一方、TMT(Tumor Marker Tracing)を提唱する_原院長は、臨床検査の専門医。マーカーから6〜8項目を定期的に(年3回)追跡するのがよいとしている。「腫瘍マーカーの値は一人一人で違うので、経時的に測定して初めて意味があります。6回は測定し、平均値、標準偏差(SD)を算出。2SD以上の変化を示す場合を有意な変化と判定します」。_原氏はそう説明しながら、症例を提示する。

「臨床検査の学会では、腫瘍マーカーは早期発見には向かないとされていますが、利用の仕方では有用であることがわかります。もっとも、たとえマーカーの上昇を把握しても、今のところ西洋医学にはがんの発症を防ぐ手立てはありません。だからこそ、佐野名誉院長とこのクリニックを立ち上げたのです」(高原氏)。

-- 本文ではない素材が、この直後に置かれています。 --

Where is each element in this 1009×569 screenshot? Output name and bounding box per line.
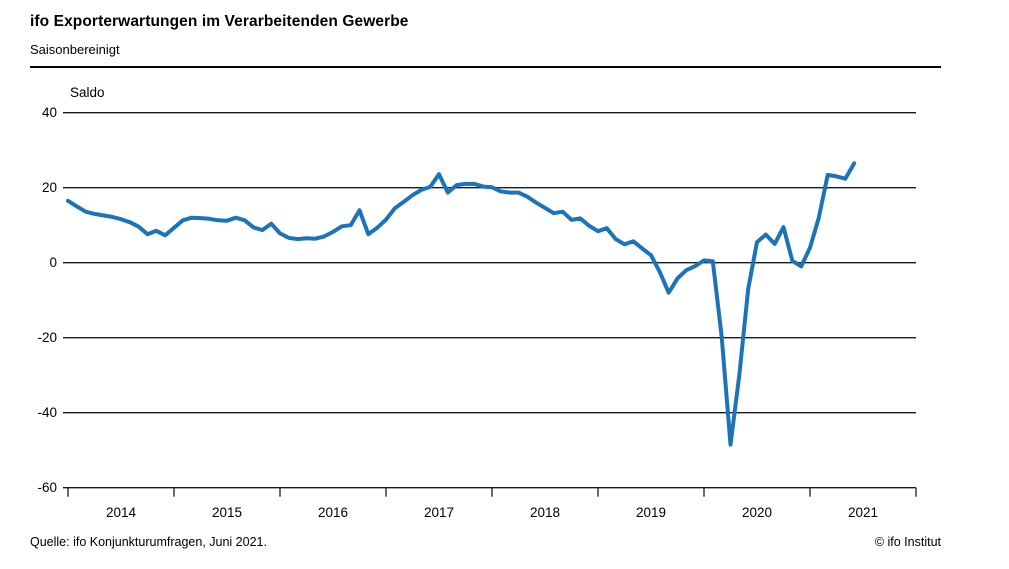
y-tick-label-40: 40	[42, 105, 57, 120]
x-tick-label-2016: 2016	[318, 505, 348, 520]
y-tick-label--60: -60	[37, 480, 57, 495]
header-divider	[30, 66, 941, 68]
x-tick-label-2021: 2021	[848, 505, 878, 520]
x-tick-label-2017: 2017	[424, 505, 454, 520]
copyright-note: © ifo Institut	[874, 535, 941, 549]
x-tick-label-2014: 2014	[106, 505, 137, 520]
x-tick-label-2019: 2019	[636, 505, 666, 520]
x-tick-label-2018: 2018	[530, 505, 560, 520]
y-tick-label--40: -40	[37, 405, 57, 420]
source-note: Quelle: ifo Konjunkturumfragen, Juni 202…	[30, 535, 267, 549]
y-axis-title: Saldo	[70, 85, 105, 100]
page-title: ifo Exporterwartungen im Verarbeitenden …	[30, 13, 409, 30]
y-tick-label-0: 0	[49, 255, 57, 270]
page-subtitle: Saisonbereinigt	[30, 42, 120, 57]
y-tick-label-20: 20	[42, 180, 57, 195]
x-tick-label-2020: 2020	[742, 505, 772, 520]
x-tick-label-2015: 2015	[212, 505, 242, 520]
y-tick-label--20: -20	[37, 330, 57, 345]
export-expectations-line	[66, 161, 857, 447]
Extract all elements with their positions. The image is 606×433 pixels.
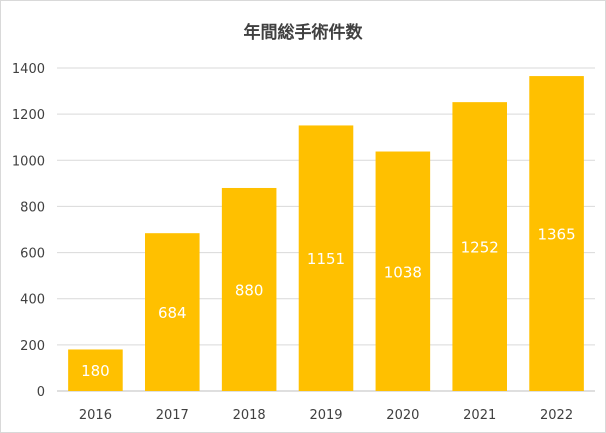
bar [298,125,354,391]
bar-data-label: 1151 [307,250,345,268]
bar [529,76,584,391]
bar-data-label: 880 [235,281,264,299]
bar [68,349,123,391]
bars: 180 684 880 1151 1038 1252 1365 [68,76,584,391]
y-tick-label: 1400 [12,62,45,77]
bar-data-label: 1365 [537,226,575,244]
x-tick-label: 2017 [156,408,189,423]
bar-data-label: 1038 [384,263,422,281]
y-tick-label: 1200 [12,108,45,123]
bar [375,151,431,391]
bar [145,233,200,391]
y-tick-label: 200 [20,339,45,354]
x-tick-label: 2019 [309,408,342,423]
x-tick-label: 2022 [540,408,573,423]
x-tick-label: 2020 [386,408,419,423]
bar-data-label: 1252 [461,239,499,257]
y-tick-label: 0 [37,385,45,400]
x-tick-label: 2016 [79,408,112,423]
y-tick-label: 1000 [12,154,45,169]
x-tick-label: 2018 [233,408,266,423]
chart-title: 年間総手術件数 [244,22,364,43]
bar [221,187,277,391]
bar-data-label: 684 [158,304,187,322]
y-axis-ticks: 0 200 400 600 800 1000 1200 1400 [12,62,45,400]
bar [452,102,507,391]
y-tick-label: 800 [20,200,45,215]
x-tick-label: 2021 [463,408,496,423]
y-tick-label: 400 [20,293,45,308]
y-tick-label: 600 [20,247,45,262]
x-axis-ticks: 2016 2017 2018 2019 2020 2021 2022 [79,408,573,423]
bar-data-label: 180 [81,362,110,380]
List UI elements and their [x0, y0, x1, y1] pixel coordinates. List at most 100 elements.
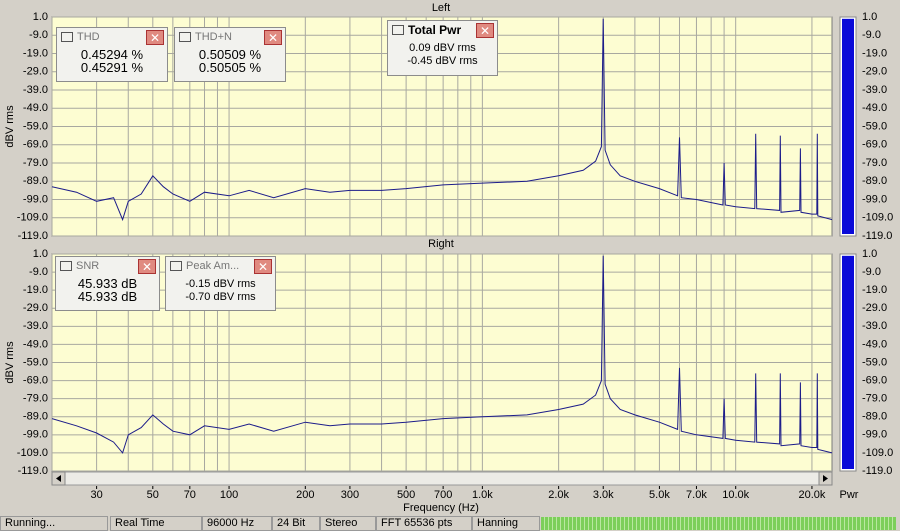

TMTによる早期発見、発症の予防、そして末期がん患者の免疫療法まで、まさにがん専門の「代替医療施設」時代がスタートした。

プロフィール
佐野鎌太郎(さの かまたろう)
昭和11年生まれ。昭和36年、新潟大学医学部卒業。東京女子医科大学外科入局。昭和45年、同大講師。昭和47年、山梨県中道町に開業。平成元年、医療法人三矢会佐野外科を設立し、理事長となる。
 
高原喜八郎(たかはら きはちろう)
昭和2年生まれ。昭和24年、東京大学付属医学専門部卒業。昭和35年、東京医科歯科大学病院中央検査部講師。昭和49年、神奈川県立衛生短期大学教授。
 
●西新宿クリニック
 東京都渋谷区本町3ー49ー16アイコービル8階
 TEL:03ー5334-5271
 
●佐野外科医院
 山梨県甲府市青沼2ー22ー4
 TEL:055ー232ー8321

(Medical Nutrition 17号より)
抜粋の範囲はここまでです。